Disqualification Due to Drug Conviction
A federal or state drug conviction can disqualify a student from receiving federal financial aid, such as the Subsidized and Unsubsidized Direct Loan and the Pell Grant. Loss of eligibility for federal financial aid can also make you ineligible for aid from the CSU, such as the State University Grant, or from the State of California, such as the Cal Grant.
Convictions only count if they were for an offense that occurred during a period of enrollment for which the student was receiving federal financial aid—they do not count if the offense was not during such a period. Also, a conviction that was reversed, set aside, or removed from your record does not count, nor does one received when you were a juvenile, unless you were tried as an adult.
An illegal drug is a controlled substance as defined by section 102(6) of the Controlled Substances Act (21 U.S.C. 801(6)), and does not include alcohol or tobacco.
Consequences of a Drug Conviction on Financial Aid Eligibility
If you lose eligibility for financial aid due to a conviction that occurs during a payment period, you immediately become ineligible to receive subsequent disbursements of any federal financial aid. If you receive financial aid during a period of ineligibility because you did not report your conviction correctly on the Free Application for Federal Student Aid (FAFSA), you must repay any funds received after the loss of eligibility. If you become convicted after having filed the FAFSA for an academic year, you must update your response to the drug conviction question using FAFSA on the Web at www.fafsa.ed.gov.
The table below illustrates the period of ineligibility for financial aid, depending on whether the conviction was for sale or possession and whether you had previous offenses. A conviction for sale of drugs includes convictions for conspiring to sell drugs.
|Number of Offenses||Possession of illegal drugs||Sale of illegal drugs|
|1st offense||1 year from date of conviction||2 years from date of conviction|
|2nd offense||2 years from date of conviction||Indefinite period|
|3+ offenses||Indefinite period||Indefinite period|
Convictions for both possessing and selling illegal drugs will result in loss of eligibility for the longer period if the consequence for each conviction is different according to the table.
You can become eligible earlier than the period listed in the table if you complete an acceptable drug rehabilitation program or pass two unannounced drug tests administered by an acceptable drug rehabilitation program.
When you fill out the FAFSA, you will answer a series of questions to determine whether you're considered a "dependent" or "independent" student. The federal Department of Education has certain criteria to determine dependency status. If you are under age 24, you are most likely dependent for financial aid purposes regardless of whether or not you live with your parents, whether or not you are claimed by your parents on their tax form, and whether or not you are receiving any financial support from your parents. Complete details about the criteria for being considered independent can be found in the "Browse Help" section of the FAFSA web site, www.fafsa.ed.gov.

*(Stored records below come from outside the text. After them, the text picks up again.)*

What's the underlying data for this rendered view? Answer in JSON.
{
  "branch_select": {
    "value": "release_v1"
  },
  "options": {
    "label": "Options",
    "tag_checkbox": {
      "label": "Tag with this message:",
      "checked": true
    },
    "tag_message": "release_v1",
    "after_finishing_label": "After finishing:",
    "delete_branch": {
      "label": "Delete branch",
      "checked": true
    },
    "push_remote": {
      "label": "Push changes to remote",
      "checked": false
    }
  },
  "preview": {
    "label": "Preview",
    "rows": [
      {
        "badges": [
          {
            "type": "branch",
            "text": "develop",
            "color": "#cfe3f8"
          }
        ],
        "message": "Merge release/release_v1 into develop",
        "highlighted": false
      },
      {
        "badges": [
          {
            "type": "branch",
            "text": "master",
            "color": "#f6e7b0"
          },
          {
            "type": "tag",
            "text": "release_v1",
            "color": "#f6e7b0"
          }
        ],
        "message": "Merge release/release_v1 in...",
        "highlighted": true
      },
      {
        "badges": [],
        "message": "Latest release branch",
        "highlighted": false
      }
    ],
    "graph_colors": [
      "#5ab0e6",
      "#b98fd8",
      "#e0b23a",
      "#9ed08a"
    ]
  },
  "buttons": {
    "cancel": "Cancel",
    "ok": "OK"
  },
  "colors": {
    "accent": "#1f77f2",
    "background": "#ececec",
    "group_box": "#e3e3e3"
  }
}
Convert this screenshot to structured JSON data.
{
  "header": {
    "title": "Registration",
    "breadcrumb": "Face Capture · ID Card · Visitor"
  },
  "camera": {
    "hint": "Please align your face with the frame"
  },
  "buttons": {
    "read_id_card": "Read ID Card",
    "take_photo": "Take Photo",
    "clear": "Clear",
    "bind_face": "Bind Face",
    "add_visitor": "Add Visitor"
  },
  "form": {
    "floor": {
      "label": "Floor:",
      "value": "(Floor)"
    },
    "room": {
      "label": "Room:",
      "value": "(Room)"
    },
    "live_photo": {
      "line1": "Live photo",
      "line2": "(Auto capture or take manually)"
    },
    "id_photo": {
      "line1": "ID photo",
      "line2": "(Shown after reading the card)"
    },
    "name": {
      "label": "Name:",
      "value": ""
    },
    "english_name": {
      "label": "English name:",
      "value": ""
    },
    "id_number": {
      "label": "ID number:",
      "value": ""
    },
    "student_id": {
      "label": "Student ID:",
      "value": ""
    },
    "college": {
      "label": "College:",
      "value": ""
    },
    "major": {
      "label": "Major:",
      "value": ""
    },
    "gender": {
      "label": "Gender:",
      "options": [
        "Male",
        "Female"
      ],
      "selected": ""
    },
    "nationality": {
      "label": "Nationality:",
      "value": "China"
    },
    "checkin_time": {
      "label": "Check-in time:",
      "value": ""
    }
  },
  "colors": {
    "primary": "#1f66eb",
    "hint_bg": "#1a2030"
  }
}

If you're considered dependent, you must report your parents' income and assets on the FAFSA, as well as your own. If you're independent, you'll report only your own income and assets (and those of your spouse, if you're married).
In highly unusual cases, the Financial Aid Office can determine that a student who doesn't meet the above criteria should still be treated as an independent student. If you have reviewed the criteria for independent status and believe you may fall into this category, contact your Financial Aid Representative.

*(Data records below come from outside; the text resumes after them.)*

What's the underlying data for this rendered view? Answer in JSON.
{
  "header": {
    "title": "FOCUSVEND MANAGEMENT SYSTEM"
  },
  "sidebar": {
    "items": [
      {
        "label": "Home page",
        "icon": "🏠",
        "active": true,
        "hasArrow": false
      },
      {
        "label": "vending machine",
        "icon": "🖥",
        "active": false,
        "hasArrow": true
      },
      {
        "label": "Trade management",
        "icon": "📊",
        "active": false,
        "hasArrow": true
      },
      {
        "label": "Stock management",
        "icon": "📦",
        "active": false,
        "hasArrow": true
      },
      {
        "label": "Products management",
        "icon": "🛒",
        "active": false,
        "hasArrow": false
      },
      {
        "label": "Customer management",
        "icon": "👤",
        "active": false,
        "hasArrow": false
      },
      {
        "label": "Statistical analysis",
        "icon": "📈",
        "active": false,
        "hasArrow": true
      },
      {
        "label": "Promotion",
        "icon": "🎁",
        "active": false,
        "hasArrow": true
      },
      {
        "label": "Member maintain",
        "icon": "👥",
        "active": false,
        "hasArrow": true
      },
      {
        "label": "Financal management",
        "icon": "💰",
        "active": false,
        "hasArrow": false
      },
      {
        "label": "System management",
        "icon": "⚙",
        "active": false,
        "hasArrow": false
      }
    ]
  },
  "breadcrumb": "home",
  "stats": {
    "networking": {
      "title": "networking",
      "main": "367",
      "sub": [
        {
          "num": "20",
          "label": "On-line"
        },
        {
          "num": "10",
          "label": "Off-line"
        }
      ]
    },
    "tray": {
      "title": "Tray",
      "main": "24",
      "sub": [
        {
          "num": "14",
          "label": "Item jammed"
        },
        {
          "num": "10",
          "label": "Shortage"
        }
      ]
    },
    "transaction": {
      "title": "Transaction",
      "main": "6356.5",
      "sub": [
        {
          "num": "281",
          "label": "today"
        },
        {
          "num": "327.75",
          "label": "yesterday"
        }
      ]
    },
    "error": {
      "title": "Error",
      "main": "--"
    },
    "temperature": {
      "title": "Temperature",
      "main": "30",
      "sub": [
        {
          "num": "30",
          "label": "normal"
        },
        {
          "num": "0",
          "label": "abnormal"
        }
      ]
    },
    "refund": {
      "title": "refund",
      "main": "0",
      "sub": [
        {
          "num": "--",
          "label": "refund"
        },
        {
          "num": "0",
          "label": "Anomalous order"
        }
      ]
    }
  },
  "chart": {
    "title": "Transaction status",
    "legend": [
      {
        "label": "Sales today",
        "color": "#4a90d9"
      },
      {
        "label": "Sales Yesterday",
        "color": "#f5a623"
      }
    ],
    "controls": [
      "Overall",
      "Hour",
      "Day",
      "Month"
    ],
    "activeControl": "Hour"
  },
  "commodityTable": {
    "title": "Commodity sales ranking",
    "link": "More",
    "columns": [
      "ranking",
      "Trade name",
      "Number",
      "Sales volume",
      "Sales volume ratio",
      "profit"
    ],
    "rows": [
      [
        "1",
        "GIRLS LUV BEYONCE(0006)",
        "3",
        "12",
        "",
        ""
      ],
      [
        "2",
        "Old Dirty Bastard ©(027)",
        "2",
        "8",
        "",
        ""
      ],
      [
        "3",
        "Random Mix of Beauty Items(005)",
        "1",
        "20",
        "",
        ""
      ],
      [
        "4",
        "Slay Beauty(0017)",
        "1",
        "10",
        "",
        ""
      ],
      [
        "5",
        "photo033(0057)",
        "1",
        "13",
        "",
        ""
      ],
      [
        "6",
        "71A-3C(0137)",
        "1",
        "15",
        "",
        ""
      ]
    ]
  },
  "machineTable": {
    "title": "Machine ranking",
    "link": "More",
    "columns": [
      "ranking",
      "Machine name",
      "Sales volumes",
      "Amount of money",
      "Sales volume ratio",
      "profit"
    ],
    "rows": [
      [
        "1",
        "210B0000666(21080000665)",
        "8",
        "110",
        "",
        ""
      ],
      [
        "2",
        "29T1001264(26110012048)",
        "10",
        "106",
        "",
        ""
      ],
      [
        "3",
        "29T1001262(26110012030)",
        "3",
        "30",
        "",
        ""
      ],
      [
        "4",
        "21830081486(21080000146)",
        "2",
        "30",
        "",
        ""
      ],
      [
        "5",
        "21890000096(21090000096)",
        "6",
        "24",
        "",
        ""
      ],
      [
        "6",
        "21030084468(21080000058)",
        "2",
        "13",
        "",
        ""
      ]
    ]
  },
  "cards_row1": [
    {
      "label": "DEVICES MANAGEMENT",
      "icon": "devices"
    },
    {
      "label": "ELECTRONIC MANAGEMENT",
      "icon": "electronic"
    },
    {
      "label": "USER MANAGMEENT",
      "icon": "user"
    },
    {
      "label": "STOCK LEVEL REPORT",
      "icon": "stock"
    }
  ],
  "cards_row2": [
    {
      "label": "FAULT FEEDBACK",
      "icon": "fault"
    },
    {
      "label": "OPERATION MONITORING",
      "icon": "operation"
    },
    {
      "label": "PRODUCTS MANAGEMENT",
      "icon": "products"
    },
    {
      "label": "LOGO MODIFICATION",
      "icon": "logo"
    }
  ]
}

When students who are out of compliance with remediation requirements are given additional time to demonstrate compliance, a financial aid disbursement hold will be placed. If you have a disbursement hold for this reason, please be aware that no financial aid will be disbursed until you have demonstrated compliance. If you incur on campus housing charges and then are unable to demonstrate compliance, you must pay those charges out-of-pocket.